Nel loro studio, i ricercatori britannici si sono concentrati sulla
cosiddetta memoria episodica, una sorta di 'diario' composto da tutti
gli eventi della nostra vita. Per rintracciarne tracce presenti nella
mente hanno fatto osservare tre brevi filmati a 10 volontari, con tre
diverse attrici protagoniste intente in azioni di tutti i giorni, come
ad esempio gettare un bicchiere in un cestino dopo aver bevuto un caffè.

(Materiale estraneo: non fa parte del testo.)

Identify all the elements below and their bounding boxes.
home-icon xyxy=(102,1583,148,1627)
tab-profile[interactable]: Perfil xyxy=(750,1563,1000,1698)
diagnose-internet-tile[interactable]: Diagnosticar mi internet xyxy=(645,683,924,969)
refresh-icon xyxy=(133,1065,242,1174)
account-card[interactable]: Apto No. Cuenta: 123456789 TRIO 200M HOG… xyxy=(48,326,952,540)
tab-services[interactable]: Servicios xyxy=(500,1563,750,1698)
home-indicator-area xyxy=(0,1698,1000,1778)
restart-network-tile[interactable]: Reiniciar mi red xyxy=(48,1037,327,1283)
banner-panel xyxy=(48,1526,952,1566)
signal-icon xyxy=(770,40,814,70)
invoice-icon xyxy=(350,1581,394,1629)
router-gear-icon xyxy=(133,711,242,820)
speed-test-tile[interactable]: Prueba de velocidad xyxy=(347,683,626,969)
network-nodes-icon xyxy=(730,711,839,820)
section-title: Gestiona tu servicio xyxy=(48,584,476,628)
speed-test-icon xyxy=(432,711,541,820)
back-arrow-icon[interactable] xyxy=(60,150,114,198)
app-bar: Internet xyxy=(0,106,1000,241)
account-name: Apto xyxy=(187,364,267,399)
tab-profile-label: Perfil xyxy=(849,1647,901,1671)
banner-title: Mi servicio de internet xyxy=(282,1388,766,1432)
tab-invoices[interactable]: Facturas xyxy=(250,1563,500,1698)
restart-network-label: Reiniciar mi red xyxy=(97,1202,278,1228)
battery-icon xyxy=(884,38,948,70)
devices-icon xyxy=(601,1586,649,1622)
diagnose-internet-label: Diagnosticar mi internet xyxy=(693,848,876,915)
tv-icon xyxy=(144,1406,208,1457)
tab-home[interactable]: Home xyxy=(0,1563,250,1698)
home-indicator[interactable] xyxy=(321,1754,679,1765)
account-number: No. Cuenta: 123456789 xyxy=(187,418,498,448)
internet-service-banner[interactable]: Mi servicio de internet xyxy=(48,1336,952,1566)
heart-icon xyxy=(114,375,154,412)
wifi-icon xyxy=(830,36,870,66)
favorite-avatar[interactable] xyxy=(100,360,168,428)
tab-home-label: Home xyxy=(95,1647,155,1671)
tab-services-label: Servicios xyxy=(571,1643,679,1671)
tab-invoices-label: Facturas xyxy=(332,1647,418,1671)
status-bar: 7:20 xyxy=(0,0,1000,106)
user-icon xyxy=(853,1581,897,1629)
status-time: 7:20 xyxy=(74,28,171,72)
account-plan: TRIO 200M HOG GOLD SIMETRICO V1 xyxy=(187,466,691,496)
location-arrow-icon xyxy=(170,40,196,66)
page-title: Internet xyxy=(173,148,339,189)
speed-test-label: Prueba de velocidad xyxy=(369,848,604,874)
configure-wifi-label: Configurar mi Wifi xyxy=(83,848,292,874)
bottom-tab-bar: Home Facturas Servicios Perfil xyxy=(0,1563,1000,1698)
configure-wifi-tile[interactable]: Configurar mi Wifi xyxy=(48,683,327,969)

Dopodiché hanno sottoposto i volontari a risonanza magnetica, chiedendo
loro di ricordare le scene viste nei filmati. Ebbene, grazie a un
particolare algoritmo messo a punto per decodificare l'attività
celebrale 'fotografata' dalla risonanza magnetica, i ricercatori sono
stati in grado di capire la scena che veniva ricordata di volta in volta
dai volontari. In particolare gli studiosi, per muovere passi nei
meandri della memoria, hanno focalizzato l'attenzione su lobi mediali
temporali, scoprendo così che è l'ippocampo la sede del cervello dove ha
luogo la registrazione dei ricordi. "Ora che abbiamo dimostrato che è
possibile accedere direttamente alle informazioni sui singoli ricordi
episodici nell'ippocampo umano, in vivo e in modo non invasivo -
sostengono gli scienziati - si aprono nuove opportunità per scoprire
importanti proprietà della memoria episodica".